Прихожанка в берете мрачно следила, как горит, догорает белая свеча.
Те двое повернулись, ушли.
Дама в берете не разглядела в полумраке их лиц.
* * *
Вцепиться тощими пальцами в спину скамьи впереди. Хорошо, у католиков в церкви сидят. Ноги не устают. А у нас?! У нас - стой Литургию Василья Великого четыре часа, стой Всенощное бдение - пять часов, стой монастырскую Пасхальную службу - все семь часов, а то и больше. Затекут ноги, болят. А ты стой все равно. Пока не упадешь, во славу Божью.
О чем мысли? Обо всем. Аля плачет: мама, возьмем девочек к нам, тех, сирот Дурбинских! Мадам Козельская тоже просит! Говорит - девочки они маленькие еще, им дом нужен! Семья! А разве у нее есть семья?
Господи, скажи: есть у меня семья? Или уже - нет?
Семен. Я разлюбила тебя. Как я разлюбила тебя? Когда? Не заметила. Еще в России? О да, еще в России. После поцелуев старика Волконского приходила в дом в Борисоглебском, в одинокий дом. Семен - далеко. В Европе, ей говорили. А у нее перед глазами моталось: Семен лежит в луже крови, в грязи, на Перекопе. Или - под Киевом. Порублен саблями Петлюры. Или - прострелен красными пулями на Дону. А может, он в Сибирь подался, в Азиатскую дивизию Унгерна? И хакасская банда Аркашки Голикова срубила его под корень, как бешеный, бедный подсолнух?
Видишь, он выжил. Воскрес. Чудес не бывает? Еще как бывают.
Се-мен. Се-мья. Он хороший семьянин; а ты плохая девочка. Скольких любила!
Угнать прочь, загнать внутрь себя стихи. Хоть бы не здесь.

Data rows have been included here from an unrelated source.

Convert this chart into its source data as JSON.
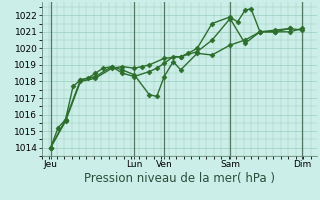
{
  "background_color": "#cceee8",
  "grid_color": "#99ccbb",
  "line_color": "#2d6e2d",
  "marker_color": "#2d6e2d",
  "vline_color": "#557766",
  "ylim": [
    1013.5,
    1022.8
  ],
  "yticks": [
    1014,
    1015,
    1016,
    1017,
    1018,
    1019,
    1020,
    1021,
    1022
  ],
  "xlabel": "Pression niveau de la mer( hPa )",
  "xlabel_fontsize": 8.5,
  "tick_fontsize": 6.5,
  "xlim": [
    0,
    9.2
  ],
  "day_labels": [
    "Jeu",
    "Lun",
    "Ven",
    "Sam",
    "Dim"
  ],
  "day_positions": [
    0.3,
    3.1,
    4.1,
    6.3,
    8.7
  ],
  "vline_positions": [
    0.3,
    3.1,
    4.1,
    6.3,
    8.7
  ],
  "series": [
    {
      "x": [
        0.3,
        0.55,
        0.8,
        1.05,
        1.3,
        1.55,
        1.8,
        2.05,
        2.35,
        2.7,
        3.1,
        3.6,
        3.85,
        4.1,
        4.4,
        4.65,
        4.9,
        5.2,
        5.7,
        6.3,
        6.55,
        6.8,
        7.0,
        7.3,
        7.8,
        8.3,
        8.7
      ],
      "y": [
        1014.0,
        1015.2,
        1015.7,
        1017.7,
        1018.1,
        1018.2,
        1018.5,
        1018.8,
        1018.9,
        1018.5,
        1018.3,
        1018.6,
        1018.8,
        1019.1,
        1019.5,
        1019.5,
        1019.7,
        1020.0,
        1021.5,
        1021.9,
        1021.6,
        1022.3,
        1022.4,
        1021.0,
        1021.1,
        1021.2,
        1021.1
      ],
      "marker": "D",
      "markersize": 2.5,
      "linewidth": 1.0
    },
    {
      "x": [
        0.3,
        0.8,
        1.3,
        1.8,
        2.35,
        2.7,
        3.1,
        3.6,
        3.85,
        4.1,
        4.4,
        4.65,
        5.2,
        5.7,
        6.3,
        6.8,
        7.3,
        7.8,
        8.3
      ],
      "y": [
        1014.0,
        1015.7,
        1018.1,
        1018.3,
        1018.9,
        1018.7,
        1018.4,
        1017.2,
        1017.1,
        1018.3,
        1019.2,
        1018.7,
        1019.7,
        1019.6,
        1020.2,
        1020.5,
        1021.0,
        1021.0,
        1021.2
      ],
      "marker": "D",
      "markersize": 2.5,
      "linewidth": 1.0
    },
    {
      "x": [
        0.3,
        0.8,
        1.3,
        1.8,
        2.35,
        2.7,
        3.1,
        3.35,
        3.6,
        4.1,
        4.65,
        5.2,
        5.7,
        6.3,
        6.8,
        7.3,
        7.8,
        8.3,
        8.7
      ],
      "y": [
        1014.0,
        1015.6,
        1018.0,
        1018.2,
        1018.8,
        1018.9,
        1018.8,
        1018.9,
        1019.0,
        1019.4,
        1019.5,
        1019.8,
        1020.5,
        1021.8,
        1020.3,
        1021.0,
        1021.0,
        1021.0,
        1021.2
      ],
      "marker": "D",
      "markersize": 2.5,
      "linewidth": 1.0
    }
  ]
}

Хоть бы не в Нотр-Дам.
"Чужие, большие и белые свечи, чужая соборная тьма. Какие вы белые, будто бы плечи красавиц, сошедших с ума".
Переплела пальцы, стиснула руки. Глядеть прямо перед собой! Во мрак! Во тьму чужого, ледяного собора!
"Глупая девочка, здесь Наполеон молился. Сюда Виктор Гюго приходил, и химеры слетали ему на бархатные плечи. Здесь плакал Шопен, оттого, что эта толстая дура Жорж Санд не любила его. И ты теперь здесь сидишь. Радуйся!"
Богородице, Дево, радуйся, благодатная Марие, Господь с Тобою…
Стихи, проклятье. Стихи, крест. Кто были эти двое, что ушли? Тетка - пошлячка. Наверняка подцепил ее под красным фонарем. Он молодой, плечи широкие, сильный. Грузчик, может. Тут пристань голландских барок недалеко. Приплывают из Амстердама, из Гааги, привозят вату, бязь, уголь, бочки с рыбой. Грузчики всегда нужны.
Зачем думаешь о них. Думай о другом. Не думай совсем. Пусть голова побудет пьяной, пустой. А может, и вправду напиться? На что? Деньги где взять?
Опять она без работы.
Завтра пойдет объявленья читать на рю Дарю. Кому-то сгодятся ее сильные, жилистые руки. Грязная тряпка, ведро воды ледяной. Щетка. Чистота. Смерть завтра еще.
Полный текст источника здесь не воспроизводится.